Net idle-baseline conclusion. R4.3's clean direct route (GetSFParameter / GetRemainingSnapshotsSize) is blocked behind the D2 storage-engine console pipe, exactly like R4.2 — a pure managed client cannot open the console session those ops require. The only reachable SF-adjacent signal is GetHistorianConsoleStatus → a status uint. Two paths forward:

• (a) Ship a measured idle-state only. — SHIPPED + LIVE-VERIFIED 2026-06-21. HistorianGrpcStatusClient.GetStoreForwardStatusAsync opens a session, calls GetHistorianConsoleStatus, and returns HistorianStoreForwardStatus all-false but measured: it actually contacts the server and reports ErrorOccurred=true (with the underlying error) when the server is unreachable / the console-status call fails — strictly better than the blind hardcoded synthesis, which never contacts the server. Routed via Historian2020ProtocolDialect.GetStoreForwardStatusAsync when Transport == RemoteGrpc (non-gRPC keeps the synthesized fallback). Gated live test HistorianGrpcIntegrationTests.GetStoreForwardStatusAsync_OverGrpc_ReturnsMeasuredIdleState passes against the real 2023 R2 server. Storing/Pending/DataStored magnitude is intentionally NOT surfaced — it lives behind the D2 wall (see path (b)).
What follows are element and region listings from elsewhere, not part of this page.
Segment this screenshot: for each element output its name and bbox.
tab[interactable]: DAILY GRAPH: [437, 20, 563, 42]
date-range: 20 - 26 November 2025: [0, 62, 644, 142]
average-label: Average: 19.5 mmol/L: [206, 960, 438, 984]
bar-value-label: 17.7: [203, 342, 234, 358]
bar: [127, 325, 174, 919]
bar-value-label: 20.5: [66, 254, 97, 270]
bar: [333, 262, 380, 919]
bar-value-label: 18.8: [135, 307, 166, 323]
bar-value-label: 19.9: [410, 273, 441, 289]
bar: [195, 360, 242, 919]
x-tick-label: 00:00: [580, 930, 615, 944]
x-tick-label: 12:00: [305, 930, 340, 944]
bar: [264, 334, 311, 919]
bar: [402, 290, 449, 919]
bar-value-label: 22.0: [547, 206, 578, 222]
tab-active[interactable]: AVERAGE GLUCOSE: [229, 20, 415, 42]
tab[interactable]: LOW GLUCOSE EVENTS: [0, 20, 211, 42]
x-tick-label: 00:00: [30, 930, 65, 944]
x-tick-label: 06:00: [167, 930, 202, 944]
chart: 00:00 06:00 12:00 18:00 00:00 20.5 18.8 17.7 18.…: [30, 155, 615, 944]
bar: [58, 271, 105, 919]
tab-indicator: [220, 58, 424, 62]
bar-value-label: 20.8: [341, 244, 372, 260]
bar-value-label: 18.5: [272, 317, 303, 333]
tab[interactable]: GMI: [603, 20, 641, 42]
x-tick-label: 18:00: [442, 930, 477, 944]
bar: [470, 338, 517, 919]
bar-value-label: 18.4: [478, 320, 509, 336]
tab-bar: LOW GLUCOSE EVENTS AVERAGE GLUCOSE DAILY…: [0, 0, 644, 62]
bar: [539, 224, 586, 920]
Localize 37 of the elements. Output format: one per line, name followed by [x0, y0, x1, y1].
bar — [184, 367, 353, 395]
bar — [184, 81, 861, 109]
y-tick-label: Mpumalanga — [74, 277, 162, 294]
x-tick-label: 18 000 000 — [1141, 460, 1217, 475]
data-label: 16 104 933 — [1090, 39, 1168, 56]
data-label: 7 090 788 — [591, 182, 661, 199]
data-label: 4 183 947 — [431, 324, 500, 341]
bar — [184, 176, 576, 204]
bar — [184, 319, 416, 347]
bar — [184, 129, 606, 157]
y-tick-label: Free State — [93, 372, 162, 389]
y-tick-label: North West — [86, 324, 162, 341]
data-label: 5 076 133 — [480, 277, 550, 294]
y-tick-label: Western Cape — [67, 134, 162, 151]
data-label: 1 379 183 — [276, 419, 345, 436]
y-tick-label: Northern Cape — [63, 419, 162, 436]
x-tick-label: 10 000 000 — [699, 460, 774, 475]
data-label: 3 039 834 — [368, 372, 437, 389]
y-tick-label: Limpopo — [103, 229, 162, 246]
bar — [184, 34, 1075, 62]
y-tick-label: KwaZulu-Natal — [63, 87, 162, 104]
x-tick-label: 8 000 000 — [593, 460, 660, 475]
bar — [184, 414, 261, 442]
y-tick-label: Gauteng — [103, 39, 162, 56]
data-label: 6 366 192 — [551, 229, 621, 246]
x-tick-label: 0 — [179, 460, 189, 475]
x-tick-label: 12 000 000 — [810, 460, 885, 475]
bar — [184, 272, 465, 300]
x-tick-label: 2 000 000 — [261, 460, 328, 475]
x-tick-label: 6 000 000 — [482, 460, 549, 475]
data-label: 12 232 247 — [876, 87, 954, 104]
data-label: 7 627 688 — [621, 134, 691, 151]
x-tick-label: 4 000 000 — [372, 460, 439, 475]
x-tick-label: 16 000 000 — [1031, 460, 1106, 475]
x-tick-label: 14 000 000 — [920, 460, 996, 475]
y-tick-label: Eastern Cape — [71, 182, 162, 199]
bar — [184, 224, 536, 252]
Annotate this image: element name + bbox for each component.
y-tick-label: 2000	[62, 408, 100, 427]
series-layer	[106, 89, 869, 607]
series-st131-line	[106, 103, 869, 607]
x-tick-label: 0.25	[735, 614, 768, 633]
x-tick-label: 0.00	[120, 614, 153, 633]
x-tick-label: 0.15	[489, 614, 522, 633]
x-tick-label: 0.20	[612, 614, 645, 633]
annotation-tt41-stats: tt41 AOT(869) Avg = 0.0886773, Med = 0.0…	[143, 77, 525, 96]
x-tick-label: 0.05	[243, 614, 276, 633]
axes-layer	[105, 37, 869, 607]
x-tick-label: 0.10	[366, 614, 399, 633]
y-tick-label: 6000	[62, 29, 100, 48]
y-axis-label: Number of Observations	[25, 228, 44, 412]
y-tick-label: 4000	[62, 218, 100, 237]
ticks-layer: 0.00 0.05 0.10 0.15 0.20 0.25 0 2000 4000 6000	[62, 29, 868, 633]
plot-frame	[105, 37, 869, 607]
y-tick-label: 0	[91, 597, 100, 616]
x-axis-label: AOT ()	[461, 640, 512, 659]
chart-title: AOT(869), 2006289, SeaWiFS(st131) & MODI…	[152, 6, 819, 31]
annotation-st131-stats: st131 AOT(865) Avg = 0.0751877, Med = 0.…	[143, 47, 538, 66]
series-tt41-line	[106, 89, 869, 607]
• (b) Full success criteria (§6) stay blocked on the D2 console-pipe wall. Decoding the active-SF uiConsoleStatus value and any GetSystemParameter SF keys still needs the invasive force-SF capture on a sacrificial Historian — and even then Storing/DataStored magnitude is only available via the D2-gated GetRemainingSnapshotsSize.

Probe code: src/AVEVA.Historian.Client/Grpc/HistorianGrpcStoreForwardStatusProbe.cs, CLI grpc-sf-status-probe <host> [port] [--tls] [--dnsid <n>] [--write-session]. Writes nothing; releases any console session immediately.